Dans son sa déclaration à l’Observatoire MENA, Shaheen a expliqué que : « l’insistance du Hamas à obtenir les fonds d’aide et à les dépenser à travers ses canaux le met dans une confrontation avec les habitants de Gaza notamment avec la colère croissante, en raison de l’ampleur de la catastrophe et que des centaines de familles demeurent sans abri après le bombardement et la destruction totale de leurs domiciles», en poursuivant que : « le refus des Etats-Unis et d’Israël d’implication du Hamas dans le processus de reconstruction, entravera la possibilité de commencer la reconstruction de Gaza de sitôt, parce que le Hamas, avec les différentes factions de résistance à Gaza, rejettent complètement toute ingérence extérieure dans le processus de reconstruction. Et cela menace d’un retour de l’escalade avec Israël ».

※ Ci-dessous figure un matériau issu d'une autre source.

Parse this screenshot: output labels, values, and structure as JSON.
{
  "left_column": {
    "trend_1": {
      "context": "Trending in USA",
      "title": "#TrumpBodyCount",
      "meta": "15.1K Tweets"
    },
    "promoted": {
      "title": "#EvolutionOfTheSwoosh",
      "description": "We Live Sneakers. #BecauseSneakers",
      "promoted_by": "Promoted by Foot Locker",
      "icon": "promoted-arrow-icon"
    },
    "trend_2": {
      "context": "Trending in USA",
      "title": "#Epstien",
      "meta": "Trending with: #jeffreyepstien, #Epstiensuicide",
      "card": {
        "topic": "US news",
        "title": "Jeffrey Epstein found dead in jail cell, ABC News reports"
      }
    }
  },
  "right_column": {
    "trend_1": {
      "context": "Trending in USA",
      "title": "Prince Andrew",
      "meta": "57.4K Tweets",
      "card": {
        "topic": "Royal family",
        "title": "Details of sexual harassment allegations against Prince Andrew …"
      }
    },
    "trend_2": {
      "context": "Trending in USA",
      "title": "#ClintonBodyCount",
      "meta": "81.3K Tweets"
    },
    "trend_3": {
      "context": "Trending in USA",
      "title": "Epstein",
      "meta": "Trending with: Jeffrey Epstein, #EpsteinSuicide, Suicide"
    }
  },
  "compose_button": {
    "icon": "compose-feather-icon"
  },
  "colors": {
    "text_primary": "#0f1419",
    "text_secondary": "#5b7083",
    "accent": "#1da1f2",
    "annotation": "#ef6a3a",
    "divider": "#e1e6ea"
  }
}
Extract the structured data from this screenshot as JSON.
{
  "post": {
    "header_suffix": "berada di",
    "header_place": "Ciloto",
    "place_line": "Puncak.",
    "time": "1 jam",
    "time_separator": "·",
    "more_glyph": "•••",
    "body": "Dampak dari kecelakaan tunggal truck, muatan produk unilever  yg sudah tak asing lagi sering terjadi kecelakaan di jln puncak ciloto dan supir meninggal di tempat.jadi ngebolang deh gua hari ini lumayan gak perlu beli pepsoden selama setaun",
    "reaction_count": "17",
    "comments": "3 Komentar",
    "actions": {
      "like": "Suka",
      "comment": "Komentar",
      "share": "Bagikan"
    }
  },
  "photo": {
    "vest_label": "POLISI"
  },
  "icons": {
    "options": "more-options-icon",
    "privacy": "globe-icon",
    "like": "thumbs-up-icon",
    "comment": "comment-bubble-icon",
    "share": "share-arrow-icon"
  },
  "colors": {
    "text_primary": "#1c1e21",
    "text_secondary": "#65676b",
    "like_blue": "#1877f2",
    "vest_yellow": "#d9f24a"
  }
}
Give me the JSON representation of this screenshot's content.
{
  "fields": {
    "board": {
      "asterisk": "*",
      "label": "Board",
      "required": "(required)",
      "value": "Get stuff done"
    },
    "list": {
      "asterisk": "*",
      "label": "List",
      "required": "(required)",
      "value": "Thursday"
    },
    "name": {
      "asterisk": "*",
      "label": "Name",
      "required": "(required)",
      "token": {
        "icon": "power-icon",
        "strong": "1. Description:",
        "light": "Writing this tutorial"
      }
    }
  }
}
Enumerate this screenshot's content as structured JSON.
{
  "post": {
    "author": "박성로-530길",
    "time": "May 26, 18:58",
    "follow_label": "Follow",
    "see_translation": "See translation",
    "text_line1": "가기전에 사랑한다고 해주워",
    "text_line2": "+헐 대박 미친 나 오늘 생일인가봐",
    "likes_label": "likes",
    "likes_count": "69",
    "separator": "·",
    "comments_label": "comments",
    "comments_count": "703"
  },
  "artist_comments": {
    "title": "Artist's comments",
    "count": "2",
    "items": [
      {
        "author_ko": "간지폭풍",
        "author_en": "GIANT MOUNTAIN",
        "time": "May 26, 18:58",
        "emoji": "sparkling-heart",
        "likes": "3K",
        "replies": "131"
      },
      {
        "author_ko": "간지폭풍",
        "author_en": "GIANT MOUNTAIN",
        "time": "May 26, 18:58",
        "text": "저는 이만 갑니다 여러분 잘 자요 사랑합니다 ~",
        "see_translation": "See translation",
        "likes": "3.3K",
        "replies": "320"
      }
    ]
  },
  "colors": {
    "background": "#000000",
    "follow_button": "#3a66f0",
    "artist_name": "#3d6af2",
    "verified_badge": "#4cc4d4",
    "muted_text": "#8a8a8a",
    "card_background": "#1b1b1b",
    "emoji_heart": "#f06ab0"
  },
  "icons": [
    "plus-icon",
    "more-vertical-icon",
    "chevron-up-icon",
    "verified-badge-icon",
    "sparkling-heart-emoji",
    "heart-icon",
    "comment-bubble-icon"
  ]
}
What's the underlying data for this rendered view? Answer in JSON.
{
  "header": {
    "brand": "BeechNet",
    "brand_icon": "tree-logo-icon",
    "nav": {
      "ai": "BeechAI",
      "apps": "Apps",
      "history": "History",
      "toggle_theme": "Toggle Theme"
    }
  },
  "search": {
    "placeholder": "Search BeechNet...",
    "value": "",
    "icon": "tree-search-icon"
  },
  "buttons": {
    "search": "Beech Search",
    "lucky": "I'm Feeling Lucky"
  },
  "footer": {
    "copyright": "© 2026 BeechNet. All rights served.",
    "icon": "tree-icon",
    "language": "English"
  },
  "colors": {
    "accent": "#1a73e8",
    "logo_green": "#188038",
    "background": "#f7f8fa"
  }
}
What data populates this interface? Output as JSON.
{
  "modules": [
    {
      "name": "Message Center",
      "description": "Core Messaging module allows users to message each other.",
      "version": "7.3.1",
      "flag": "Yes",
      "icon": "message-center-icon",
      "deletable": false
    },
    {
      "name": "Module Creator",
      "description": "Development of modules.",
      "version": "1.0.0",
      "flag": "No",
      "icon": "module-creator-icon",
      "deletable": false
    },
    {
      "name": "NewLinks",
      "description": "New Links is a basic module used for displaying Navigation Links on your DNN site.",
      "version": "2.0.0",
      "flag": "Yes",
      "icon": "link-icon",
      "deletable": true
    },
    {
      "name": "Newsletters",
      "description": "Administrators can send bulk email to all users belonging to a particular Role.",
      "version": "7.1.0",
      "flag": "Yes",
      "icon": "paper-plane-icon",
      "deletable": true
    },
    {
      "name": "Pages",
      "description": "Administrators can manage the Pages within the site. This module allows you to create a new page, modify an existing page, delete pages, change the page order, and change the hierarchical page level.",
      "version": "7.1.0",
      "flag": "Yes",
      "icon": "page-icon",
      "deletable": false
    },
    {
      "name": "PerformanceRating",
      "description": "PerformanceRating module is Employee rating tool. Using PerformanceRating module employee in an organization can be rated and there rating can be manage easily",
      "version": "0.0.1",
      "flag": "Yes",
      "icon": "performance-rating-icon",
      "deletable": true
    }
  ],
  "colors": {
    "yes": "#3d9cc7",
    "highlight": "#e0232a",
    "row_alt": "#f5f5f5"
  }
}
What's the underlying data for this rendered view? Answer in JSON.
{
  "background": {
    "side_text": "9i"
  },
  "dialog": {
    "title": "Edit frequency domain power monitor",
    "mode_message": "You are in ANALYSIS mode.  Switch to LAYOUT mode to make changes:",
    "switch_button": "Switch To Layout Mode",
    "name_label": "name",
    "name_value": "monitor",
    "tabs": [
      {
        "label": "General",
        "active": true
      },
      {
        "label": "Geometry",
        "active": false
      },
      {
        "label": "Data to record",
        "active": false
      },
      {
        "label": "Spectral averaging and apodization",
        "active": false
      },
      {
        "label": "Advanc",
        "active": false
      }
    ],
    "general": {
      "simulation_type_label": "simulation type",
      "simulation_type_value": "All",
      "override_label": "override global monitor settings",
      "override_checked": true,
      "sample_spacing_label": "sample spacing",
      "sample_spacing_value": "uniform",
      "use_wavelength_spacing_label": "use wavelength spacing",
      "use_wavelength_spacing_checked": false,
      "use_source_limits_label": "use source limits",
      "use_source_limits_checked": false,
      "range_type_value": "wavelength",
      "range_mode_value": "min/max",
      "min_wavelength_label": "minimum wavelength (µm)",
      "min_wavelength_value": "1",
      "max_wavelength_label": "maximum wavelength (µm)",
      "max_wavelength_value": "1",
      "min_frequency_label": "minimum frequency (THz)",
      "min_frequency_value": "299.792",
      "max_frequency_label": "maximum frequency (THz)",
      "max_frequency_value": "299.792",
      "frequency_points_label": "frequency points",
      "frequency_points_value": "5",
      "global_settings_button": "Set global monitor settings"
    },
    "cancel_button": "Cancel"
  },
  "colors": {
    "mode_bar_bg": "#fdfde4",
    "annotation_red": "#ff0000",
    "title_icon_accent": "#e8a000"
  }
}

L’analyste politique a prévu que « le Hamas va perdre la carte d’aide étrangère, compte tenu de son rejet de toutes les propositions présentées, et il est probable que le Croissant-Rouge, les Nations Unies et l’UNRWA prennent en charge cette tâche en coopération avec l’Autorité palestinienne, loin des canaux du mouvement.
Selon des sources palestiniennes bien informées, les autorités gouvernementales compétentes dans la Bande de Gaza ont estimé le coût de la reconstruction de ce qui a été détruit dans la bande de Gaza à 16 milliards de dollars américains. Et cette somme énorme nécessite d’être dépensée dans le dossier de la reconstruction, loin de toute tentative de détournement de fonds comme c’était le cas auparavant.